Why can't we find anything around here?
On the decay of search quality, URLs that are too long, and Jerry and David's Guide to the World Wide Web
Anyone fortunate enough to have experienced the early days of the commercial Internet may recall how personal the entire experience could feel. In the brief window of time between the emergence of the Mosaic browser experience and the arrival of Google, the Internet might have been global in its ambitions, but it also took a whole lot of human curation just to function.
■ Yahoo today may be everything from an email service provider to an original news outlet, but for a brief while, it was just Jerry and David's Guide to the World Wide Web: An attempt to categorize the individual pages on the Internet and document their general contents. It was something like a hybrid between a telephone book and the card catalog in a library, attempting to list what addresses the individual user needed to look up in order to find things (a much bigger issue before the dot-com boom, when domain names cost a relative fortune), as well as what one was likely to discover upon arriving there.
■ It looks quaint today, when webpages are dynamically generated, apps serve up much of the Internet's consumer material, and artificial intelligence is being enlisted to flood the zone with a never-ending pipeline of new content. But sincere efforts to survey and map the world of the all-new World Wide Web were useful. And their imprimatur was vital if you, the content creator (though nobody called you that yet), wanted to be found.
■ What made Google such a spectacular success was its ability to supplant the slow process of looking through curated directories by returning the thing the user was most likely to want based upon no more effort than typing out a question. Search engines ate the world, of course. But careful observers are beginning to note that the search-engine structure is showing signs of frailty.

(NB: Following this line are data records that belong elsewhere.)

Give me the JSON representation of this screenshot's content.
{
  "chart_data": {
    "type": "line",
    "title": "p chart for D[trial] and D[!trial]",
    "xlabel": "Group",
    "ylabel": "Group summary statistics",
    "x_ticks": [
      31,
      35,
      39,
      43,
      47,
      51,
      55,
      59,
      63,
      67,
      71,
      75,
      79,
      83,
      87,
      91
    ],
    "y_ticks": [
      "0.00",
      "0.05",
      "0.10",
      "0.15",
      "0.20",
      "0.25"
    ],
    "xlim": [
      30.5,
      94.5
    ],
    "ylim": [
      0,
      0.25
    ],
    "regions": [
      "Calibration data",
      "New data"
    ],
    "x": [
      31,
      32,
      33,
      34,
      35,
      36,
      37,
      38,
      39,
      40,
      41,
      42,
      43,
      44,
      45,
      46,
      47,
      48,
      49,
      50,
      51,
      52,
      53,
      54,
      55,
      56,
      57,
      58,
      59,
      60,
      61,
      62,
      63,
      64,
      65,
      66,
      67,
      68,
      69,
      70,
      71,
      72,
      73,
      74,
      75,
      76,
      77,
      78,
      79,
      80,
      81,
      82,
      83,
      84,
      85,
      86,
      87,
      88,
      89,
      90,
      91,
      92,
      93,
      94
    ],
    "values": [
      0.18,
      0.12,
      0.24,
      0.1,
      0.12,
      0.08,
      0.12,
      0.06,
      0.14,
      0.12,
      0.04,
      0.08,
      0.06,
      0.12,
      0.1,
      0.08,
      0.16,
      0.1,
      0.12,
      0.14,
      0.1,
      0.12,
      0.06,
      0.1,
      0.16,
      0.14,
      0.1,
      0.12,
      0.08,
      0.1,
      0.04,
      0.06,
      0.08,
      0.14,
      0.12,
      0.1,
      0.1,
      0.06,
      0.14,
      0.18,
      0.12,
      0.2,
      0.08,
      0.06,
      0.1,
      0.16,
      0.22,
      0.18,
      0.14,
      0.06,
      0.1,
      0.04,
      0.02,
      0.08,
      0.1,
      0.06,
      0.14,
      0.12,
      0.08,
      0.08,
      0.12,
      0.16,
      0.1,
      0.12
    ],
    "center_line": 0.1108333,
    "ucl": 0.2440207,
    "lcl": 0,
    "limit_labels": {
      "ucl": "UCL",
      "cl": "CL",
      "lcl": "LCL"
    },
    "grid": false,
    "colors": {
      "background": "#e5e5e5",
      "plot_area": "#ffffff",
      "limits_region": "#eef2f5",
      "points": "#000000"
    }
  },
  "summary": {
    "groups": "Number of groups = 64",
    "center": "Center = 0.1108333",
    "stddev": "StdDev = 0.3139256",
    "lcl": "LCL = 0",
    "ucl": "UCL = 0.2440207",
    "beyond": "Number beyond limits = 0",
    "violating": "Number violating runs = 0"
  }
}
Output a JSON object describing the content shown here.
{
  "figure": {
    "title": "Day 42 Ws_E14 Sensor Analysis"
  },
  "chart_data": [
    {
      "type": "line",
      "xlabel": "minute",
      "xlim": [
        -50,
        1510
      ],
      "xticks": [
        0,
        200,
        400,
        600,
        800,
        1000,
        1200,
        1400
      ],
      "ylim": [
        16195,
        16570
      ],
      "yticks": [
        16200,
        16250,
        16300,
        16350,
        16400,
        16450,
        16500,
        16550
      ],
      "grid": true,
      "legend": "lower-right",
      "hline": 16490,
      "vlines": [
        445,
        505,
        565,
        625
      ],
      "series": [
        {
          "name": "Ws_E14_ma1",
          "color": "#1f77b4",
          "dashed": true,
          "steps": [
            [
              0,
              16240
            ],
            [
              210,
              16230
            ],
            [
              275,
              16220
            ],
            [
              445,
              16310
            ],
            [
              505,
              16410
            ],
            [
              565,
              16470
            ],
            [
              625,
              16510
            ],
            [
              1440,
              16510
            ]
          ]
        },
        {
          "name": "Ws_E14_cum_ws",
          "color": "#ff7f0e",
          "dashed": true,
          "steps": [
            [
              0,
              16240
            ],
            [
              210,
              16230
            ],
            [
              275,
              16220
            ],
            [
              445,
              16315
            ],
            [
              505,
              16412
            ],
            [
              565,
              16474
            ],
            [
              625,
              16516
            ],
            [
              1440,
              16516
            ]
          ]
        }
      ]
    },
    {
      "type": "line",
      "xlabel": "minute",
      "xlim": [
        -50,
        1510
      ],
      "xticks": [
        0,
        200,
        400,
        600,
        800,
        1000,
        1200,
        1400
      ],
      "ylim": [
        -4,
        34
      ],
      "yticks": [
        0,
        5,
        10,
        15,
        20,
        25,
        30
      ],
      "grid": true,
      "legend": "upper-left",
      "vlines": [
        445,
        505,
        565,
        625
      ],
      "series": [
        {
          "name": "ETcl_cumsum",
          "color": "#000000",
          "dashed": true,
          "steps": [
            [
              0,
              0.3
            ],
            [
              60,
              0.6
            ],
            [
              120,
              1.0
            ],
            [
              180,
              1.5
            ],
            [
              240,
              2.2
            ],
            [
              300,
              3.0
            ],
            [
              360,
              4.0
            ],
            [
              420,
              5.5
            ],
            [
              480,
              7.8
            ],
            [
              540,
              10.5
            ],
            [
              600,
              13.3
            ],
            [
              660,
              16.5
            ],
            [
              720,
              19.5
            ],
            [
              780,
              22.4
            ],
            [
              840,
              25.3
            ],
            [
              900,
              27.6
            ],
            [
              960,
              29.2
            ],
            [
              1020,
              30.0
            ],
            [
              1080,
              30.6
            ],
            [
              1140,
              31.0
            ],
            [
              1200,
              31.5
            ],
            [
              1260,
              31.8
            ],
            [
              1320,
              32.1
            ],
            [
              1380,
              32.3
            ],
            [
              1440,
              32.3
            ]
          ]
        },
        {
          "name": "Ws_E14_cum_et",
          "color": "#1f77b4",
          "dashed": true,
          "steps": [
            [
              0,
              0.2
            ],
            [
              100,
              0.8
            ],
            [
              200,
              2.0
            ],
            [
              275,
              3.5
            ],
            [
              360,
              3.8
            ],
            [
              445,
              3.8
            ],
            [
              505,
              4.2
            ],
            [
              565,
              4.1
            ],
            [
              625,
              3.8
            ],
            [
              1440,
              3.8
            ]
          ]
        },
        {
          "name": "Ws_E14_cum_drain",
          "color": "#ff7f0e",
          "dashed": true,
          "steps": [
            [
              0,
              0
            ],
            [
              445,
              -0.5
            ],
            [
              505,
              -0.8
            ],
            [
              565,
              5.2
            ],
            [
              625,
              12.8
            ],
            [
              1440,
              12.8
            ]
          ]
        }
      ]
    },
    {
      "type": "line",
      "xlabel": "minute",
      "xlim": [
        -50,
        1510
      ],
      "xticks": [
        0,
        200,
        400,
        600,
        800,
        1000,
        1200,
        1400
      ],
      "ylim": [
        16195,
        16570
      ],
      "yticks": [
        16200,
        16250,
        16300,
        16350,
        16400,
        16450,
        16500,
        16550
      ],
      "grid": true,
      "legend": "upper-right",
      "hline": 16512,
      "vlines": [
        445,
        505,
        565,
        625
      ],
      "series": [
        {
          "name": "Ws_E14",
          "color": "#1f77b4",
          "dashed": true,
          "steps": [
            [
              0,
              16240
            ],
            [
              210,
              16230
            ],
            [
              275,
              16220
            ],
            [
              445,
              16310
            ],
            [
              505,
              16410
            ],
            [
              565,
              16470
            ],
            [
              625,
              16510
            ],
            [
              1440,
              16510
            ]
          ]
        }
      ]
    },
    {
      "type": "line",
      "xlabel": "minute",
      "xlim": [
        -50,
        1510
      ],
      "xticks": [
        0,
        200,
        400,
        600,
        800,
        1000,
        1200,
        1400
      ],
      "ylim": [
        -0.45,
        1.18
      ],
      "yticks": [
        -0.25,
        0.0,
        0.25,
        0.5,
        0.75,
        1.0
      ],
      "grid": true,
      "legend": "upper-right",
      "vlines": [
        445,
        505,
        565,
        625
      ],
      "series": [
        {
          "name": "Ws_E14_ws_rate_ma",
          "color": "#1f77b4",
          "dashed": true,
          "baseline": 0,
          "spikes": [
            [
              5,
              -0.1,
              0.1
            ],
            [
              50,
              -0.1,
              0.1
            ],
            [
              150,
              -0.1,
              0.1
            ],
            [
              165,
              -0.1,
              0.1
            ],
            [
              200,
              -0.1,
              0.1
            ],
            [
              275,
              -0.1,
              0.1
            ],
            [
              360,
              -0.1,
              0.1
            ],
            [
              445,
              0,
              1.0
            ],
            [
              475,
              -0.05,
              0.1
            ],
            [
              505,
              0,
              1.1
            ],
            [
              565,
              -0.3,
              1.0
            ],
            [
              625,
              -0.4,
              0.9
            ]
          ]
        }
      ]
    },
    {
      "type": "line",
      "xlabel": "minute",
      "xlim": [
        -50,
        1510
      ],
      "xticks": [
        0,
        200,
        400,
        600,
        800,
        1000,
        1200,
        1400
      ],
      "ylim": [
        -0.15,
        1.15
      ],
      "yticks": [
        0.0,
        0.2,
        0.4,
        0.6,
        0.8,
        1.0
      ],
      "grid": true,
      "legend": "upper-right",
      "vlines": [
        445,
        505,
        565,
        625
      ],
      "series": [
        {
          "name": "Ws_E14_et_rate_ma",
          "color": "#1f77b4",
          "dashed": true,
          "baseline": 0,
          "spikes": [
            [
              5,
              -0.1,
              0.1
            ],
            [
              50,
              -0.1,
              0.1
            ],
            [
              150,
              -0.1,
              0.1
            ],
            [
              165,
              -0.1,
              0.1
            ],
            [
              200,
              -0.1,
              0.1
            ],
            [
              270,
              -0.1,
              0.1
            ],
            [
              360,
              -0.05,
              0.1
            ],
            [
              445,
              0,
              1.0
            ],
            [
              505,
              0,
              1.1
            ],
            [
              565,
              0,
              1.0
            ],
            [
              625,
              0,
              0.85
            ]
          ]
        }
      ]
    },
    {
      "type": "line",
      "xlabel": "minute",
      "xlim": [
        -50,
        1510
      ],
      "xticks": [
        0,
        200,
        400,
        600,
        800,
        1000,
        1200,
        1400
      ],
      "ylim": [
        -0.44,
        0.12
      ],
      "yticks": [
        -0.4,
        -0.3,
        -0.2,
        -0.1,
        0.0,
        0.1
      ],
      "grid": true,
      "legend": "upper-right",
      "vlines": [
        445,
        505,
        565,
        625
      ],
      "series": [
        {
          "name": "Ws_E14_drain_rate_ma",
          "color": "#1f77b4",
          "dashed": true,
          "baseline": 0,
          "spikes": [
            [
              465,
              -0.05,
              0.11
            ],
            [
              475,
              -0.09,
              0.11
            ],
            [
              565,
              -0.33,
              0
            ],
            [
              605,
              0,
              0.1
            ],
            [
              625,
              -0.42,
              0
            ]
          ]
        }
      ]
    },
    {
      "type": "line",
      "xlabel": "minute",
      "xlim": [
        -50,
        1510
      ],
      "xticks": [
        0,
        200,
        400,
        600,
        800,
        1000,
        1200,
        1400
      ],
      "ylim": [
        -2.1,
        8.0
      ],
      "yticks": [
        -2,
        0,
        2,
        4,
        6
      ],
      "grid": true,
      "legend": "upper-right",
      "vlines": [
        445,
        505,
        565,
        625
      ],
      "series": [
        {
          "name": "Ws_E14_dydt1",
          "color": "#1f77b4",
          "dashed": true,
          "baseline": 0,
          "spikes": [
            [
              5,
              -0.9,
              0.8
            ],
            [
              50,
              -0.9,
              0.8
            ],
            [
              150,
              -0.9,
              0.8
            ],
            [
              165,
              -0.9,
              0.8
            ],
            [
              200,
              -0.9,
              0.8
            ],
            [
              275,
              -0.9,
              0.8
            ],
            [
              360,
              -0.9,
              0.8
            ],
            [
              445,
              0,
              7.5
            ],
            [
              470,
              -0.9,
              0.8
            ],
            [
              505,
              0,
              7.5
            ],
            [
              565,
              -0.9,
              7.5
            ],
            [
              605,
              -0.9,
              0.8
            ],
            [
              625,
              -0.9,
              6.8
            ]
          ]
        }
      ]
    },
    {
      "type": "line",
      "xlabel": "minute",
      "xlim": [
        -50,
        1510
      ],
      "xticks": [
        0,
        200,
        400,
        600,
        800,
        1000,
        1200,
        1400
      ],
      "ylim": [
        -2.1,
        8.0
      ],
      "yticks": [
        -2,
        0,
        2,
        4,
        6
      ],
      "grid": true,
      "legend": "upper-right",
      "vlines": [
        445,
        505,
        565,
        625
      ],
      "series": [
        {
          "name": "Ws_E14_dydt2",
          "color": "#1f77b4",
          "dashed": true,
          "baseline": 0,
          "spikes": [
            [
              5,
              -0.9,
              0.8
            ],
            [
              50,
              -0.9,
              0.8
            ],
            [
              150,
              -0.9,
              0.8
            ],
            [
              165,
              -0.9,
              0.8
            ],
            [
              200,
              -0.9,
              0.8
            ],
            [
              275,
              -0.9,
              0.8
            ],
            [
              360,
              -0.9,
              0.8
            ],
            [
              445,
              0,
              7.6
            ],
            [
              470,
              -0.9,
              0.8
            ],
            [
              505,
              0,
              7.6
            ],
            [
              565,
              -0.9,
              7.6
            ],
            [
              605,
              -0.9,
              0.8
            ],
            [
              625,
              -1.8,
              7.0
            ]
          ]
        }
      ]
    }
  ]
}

NBC News tech reporter Kat Tenbarge laments, "All the search functions around the internet seem to be in a prolonged state of collapse. It feels impossible to find specific things anymore".
■ Content-management tools have a big part to play in making this problem worse. What makes it easy for people to add new content to the Internet also generally makes it easy for them to mess up or destroy what is already there. Even worse, URLs generally are an unholy mess. Nobody builds rules-based file trees anymore, because they're too busy packing URLs full of search-friendly words.
■ And thus there are few sites left that commit to a logical (and self-perpetuating) file structure that fits inside the address bar. Instead, most fresh pages are identified by either too many words (e.g., "https://www.kosu.org/energy-environment/2023-06-26/some-cities-in-central-u-s-are-asking-residents-to-conserve-water") or by none at all (e.g., "https://www.bbc.com/news/av/world-us-canada-66037455").
■ It's not clear whether there is a real solution available that anyone will adopt voluntarily -- but if search engines really do begin to break down in their real user efficacy, then it's possible we might see a revival of sorts in Internet directories. Humans wouldn't have to curate them entirely by hand -- artificial intelligence may well be ideal for much of the task -- but some sort of thoughtful editorial review may be useful. Rarely does anyone see what's coming next with any accuracy, but if search quality really does fall into a broad sort of decline, people aren't simply going to stop looking to the Internet for answers.